I tried auto-tvm to speed up mobilenet v1 on NVIDIA Tesla V100. It seems that tvm has a pre-defined configuration for mobilenet on v100.

when I build without auto tune, I got 700+ fps on inference. when I auto tuned for 3 days, the result is not as good, only 520 fps. How can I get my model as fast as the pre-defined configuration?

And I also noticed that, I nearly got the same speedup with n_trial = 4, n_trial = 2000 and n_trial= 4000, seems the longer-time search didn’t give rise to higher speedup? It’s confusing.
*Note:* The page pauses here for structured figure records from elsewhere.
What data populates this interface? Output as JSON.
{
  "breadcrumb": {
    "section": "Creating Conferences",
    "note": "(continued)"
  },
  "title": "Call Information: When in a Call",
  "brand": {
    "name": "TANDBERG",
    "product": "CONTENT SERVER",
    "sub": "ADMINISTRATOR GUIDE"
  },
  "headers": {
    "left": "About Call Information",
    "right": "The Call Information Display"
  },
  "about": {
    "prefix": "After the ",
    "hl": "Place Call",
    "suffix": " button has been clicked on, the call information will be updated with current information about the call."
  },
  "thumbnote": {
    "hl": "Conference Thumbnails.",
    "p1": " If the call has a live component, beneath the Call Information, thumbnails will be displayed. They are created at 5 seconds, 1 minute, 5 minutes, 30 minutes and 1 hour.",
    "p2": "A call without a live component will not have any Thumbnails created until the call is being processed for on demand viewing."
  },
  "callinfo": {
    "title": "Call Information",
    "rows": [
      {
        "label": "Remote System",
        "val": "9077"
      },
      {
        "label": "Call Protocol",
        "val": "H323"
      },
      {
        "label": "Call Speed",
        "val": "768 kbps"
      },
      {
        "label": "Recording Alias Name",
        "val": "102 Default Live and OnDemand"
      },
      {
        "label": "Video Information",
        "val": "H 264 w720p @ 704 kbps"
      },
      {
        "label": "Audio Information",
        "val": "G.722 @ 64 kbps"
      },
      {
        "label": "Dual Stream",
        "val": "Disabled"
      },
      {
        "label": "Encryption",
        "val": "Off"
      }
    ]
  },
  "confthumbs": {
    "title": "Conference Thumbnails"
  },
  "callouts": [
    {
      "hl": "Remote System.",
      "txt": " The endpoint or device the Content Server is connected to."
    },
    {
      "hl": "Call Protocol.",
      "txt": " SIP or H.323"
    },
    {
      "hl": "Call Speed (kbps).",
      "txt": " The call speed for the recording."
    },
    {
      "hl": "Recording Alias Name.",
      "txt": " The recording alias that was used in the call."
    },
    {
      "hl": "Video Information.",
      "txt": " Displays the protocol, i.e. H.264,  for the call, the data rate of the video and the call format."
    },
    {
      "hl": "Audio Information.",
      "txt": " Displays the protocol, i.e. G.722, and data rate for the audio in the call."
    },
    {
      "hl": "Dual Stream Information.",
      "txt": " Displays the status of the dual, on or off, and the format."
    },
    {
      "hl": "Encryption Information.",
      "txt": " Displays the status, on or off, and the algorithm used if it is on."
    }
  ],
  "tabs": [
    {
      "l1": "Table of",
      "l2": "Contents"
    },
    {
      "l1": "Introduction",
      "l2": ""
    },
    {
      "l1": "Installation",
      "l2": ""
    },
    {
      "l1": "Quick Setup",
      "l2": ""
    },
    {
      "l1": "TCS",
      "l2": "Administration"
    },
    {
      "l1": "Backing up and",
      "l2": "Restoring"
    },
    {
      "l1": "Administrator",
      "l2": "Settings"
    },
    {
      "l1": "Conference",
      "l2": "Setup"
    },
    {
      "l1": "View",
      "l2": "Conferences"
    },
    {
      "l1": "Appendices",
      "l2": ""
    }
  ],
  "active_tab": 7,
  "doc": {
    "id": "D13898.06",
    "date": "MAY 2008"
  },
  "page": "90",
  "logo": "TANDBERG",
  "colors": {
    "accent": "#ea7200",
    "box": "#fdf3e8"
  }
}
here are my codes, any advice?

tuning_opt = {
    'log_filename': log_file,
    'tuner': 'xgb',
    'n_trial': 4000,
    'early_stopping': 1200,

    'measure_option': autotvm.measure_option(
        builder=autotvm.LocalBuilder(timeout=10),
        runner=autotvm.RPCRunner(
            'V100',
            '0.0.0.0', 9190,
            number=20, repeat=3, timeout=4, min_repeat_ms=150)
    ),
}
tasks = autotvm.task.extract_from_program(sym['main'], target=target,
                                          params=params, ops=(relay.op.nn.conv2d,))
print("Tuning...")
tune_tasks(tasks, **tuning_opt)

print("Applying Schedule Params From Log File", log_file)
# compile kernels with history best records
with autotvm.apply_history_best(log_file):
    # if True:
    print("Compile...")
    with relay.build_config(opt_level=3):
        graph, lib, params = relay.build(sym, target=target, target_host=target_host, params=params)
    save_tvm_module(graph, lib, params)